By Anne Dunkelberg
This week I joined CPPP Senior Policy Analyst Stacey Pogue for a Facebook Live discussion about what Congressional health care proposals might mean for Texas.
You can watch a recording of the discussion here.
Overall: The most distressing part of the Congressional plan is that it doesn’t provide a pathway to reach the remaining 4.6 million uninsured Texans, and instead would likely increase that number and erase the coverage gains of the last several years.
Some of the other key takeaways from our early analysis of the health care proposal coming out of Congress include the following:
Marketplace and Individual Market Insurance
• This proposal makes private coverage unaffordable for millions of Americans. Premiums will rise for many people getting affordable coverage today in the Health Insurance Marketplace, and out-of-pocket costs like deductibles will go up, too.

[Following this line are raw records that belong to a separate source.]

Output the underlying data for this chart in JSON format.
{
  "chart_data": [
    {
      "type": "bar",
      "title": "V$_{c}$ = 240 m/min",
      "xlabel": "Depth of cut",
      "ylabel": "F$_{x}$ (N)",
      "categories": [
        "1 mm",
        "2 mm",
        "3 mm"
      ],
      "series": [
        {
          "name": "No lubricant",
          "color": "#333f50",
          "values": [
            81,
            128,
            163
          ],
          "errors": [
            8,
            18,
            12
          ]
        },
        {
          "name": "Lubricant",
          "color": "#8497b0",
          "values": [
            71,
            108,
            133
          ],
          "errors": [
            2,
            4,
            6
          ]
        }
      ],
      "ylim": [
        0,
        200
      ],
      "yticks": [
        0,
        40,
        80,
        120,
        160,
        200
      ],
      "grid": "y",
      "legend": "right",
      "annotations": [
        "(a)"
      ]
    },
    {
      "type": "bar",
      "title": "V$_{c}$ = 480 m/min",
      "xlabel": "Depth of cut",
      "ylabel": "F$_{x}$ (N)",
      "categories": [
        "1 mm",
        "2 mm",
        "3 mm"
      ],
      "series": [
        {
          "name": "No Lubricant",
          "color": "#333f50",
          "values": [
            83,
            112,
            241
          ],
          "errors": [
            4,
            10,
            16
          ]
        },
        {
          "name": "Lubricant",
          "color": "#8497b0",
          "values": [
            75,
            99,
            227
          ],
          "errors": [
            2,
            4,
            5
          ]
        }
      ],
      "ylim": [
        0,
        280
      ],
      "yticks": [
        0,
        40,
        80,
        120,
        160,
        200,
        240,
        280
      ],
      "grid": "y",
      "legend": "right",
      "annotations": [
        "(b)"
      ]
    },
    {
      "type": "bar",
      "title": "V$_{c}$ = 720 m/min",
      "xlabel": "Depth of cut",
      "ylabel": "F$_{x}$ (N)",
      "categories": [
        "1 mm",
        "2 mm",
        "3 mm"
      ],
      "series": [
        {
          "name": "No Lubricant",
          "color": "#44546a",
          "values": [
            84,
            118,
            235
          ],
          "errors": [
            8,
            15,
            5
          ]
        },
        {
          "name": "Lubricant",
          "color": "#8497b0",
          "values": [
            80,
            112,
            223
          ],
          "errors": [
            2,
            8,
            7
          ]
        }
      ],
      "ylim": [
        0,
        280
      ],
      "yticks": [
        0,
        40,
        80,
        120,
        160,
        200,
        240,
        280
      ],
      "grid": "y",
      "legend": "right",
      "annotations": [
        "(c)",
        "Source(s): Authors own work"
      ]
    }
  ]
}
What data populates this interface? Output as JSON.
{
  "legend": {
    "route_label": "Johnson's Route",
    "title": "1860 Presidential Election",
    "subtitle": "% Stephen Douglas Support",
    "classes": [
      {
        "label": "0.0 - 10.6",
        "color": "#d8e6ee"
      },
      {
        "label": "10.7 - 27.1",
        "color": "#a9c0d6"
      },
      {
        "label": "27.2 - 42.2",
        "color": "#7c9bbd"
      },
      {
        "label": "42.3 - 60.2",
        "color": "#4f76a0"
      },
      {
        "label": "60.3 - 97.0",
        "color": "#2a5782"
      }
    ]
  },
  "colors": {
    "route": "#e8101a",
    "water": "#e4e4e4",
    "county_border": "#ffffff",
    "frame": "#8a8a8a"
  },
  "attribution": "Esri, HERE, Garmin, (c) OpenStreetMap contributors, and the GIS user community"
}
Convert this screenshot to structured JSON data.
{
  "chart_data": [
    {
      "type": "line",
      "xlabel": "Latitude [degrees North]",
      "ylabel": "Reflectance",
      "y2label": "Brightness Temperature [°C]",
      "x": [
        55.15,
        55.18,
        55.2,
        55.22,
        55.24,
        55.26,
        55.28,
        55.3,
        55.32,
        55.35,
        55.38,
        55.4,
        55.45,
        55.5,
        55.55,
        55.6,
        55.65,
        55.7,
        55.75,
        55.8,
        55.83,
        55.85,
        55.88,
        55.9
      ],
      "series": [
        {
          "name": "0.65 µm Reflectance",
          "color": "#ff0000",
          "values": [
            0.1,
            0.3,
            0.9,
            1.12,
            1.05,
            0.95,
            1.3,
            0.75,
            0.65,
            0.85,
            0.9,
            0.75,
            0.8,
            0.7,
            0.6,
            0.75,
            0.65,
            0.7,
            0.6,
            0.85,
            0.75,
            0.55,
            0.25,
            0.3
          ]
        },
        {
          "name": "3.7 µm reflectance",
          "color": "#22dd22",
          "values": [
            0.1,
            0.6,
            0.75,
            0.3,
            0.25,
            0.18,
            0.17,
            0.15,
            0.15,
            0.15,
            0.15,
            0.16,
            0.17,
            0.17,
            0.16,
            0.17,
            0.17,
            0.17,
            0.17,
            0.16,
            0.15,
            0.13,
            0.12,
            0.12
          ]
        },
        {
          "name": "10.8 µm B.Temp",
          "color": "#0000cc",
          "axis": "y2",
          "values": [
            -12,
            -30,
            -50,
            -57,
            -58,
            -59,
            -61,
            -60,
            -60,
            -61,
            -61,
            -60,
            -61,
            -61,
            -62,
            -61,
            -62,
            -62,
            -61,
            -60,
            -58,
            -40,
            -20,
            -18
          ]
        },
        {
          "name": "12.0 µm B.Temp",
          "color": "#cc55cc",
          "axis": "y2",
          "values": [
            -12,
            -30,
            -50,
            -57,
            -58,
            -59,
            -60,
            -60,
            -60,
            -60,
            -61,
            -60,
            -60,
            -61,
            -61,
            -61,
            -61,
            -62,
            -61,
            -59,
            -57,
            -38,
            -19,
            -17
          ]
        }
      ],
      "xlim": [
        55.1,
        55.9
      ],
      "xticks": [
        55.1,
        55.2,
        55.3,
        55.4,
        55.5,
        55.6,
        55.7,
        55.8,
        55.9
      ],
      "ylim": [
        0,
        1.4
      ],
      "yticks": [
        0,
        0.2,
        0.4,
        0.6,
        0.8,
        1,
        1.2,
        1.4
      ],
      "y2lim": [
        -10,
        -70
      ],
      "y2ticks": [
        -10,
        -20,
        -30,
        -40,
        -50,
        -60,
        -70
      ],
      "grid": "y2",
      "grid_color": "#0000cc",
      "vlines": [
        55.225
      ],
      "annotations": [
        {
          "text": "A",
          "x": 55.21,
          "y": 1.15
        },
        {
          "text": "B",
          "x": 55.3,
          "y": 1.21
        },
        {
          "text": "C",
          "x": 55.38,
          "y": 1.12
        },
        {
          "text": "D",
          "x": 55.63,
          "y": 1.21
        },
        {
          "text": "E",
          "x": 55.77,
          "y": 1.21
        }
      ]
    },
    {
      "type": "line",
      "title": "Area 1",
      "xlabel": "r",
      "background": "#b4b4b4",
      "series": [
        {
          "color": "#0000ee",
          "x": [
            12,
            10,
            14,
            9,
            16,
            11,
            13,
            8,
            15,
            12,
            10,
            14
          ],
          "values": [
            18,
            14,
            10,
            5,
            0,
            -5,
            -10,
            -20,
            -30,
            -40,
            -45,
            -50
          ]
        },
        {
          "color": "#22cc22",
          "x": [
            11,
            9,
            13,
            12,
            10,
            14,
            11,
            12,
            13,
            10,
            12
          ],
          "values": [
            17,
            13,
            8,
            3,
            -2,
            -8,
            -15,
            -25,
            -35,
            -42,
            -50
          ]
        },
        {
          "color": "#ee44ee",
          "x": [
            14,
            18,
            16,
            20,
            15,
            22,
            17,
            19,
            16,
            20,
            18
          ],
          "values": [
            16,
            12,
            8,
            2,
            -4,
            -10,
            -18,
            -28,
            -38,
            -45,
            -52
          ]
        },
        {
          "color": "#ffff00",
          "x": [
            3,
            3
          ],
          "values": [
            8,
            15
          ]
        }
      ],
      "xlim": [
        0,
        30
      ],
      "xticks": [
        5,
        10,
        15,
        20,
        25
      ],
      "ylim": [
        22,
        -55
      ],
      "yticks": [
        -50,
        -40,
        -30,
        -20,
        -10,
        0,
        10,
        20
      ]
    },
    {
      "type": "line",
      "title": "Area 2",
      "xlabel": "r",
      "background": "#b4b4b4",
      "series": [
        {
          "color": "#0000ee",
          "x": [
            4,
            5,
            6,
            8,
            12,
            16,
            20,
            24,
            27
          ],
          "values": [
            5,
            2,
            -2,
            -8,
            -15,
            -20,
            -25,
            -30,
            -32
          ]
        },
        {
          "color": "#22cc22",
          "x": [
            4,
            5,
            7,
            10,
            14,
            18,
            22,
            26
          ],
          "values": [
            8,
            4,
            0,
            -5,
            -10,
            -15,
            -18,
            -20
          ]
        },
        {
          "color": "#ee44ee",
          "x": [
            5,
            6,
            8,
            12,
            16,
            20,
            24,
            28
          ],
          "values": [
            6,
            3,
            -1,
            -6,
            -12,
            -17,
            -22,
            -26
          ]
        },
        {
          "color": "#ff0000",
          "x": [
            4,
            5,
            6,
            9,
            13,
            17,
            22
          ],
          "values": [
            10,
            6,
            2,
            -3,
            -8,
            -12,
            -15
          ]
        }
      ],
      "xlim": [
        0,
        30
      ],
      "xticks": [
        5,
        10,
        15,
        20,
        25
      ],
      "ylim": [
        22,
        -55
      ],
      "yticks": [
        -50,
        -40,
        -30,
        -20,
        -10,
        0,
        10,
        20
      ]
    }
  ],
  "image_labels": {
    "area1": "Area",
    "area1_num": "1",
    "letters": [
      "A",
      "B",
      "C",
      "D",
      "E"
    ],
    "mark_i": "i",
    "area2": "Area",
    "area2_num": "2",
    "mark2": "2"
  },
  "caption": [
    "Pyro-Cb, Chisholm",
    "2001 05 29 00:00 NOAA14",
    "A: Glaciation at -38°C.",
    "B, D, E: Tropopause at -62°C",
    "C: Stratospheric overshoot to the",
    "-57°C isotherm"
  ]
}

• The plan would replace the ACA’s sliding scale tax credits (which adjust for income, age, and cost of insurance where you live) with a less generous, essentially flat tax credit (that adjusts only for age). This means there would be clear winners and losers. People hit the hardest are lower income, older (ages 50-64), and people who live in rural areas, where the underlying cost of health insurance is higher. Note that about 900,000 Texans get a tax credit under the ACA.
• There are some provisions in the plan that just don’t make sense. A family of four who makes $100,000 per year, under this new plan, would get the same subsidy / tax credit as a family that makes $30,000 per year.
• Premiums would also rise under this bill because there is much less incentive for younger and healthier people to get coverage. Today, there is a penalty that encourages people to get insurance. Eliminating this provision changes who is covered. More sick people keeping coverage, and more healthy people dropping it would mean raising premiums for everyone.
• In Medicaid, starting in 2020, the plan would cap the overall federal funding available to Texas, preventing necessary increases to allow Texas to add life-saving innovations, bring up seriously inadequate payments to care providers, or fill current gaps in basic health care services.
• In other words, the plan would make it really hard to improve anything that we are not doing well today. For example, Texas hasn’t given doctors regular pay increases under Medicaid since 1993, and there would be no space under a “cap” to improve that.
• There are also over 200,000 Texans on waiting lists for Community Care programs, and they wouldn’t have a way to get off those lists if Congress caps Medicaid funding.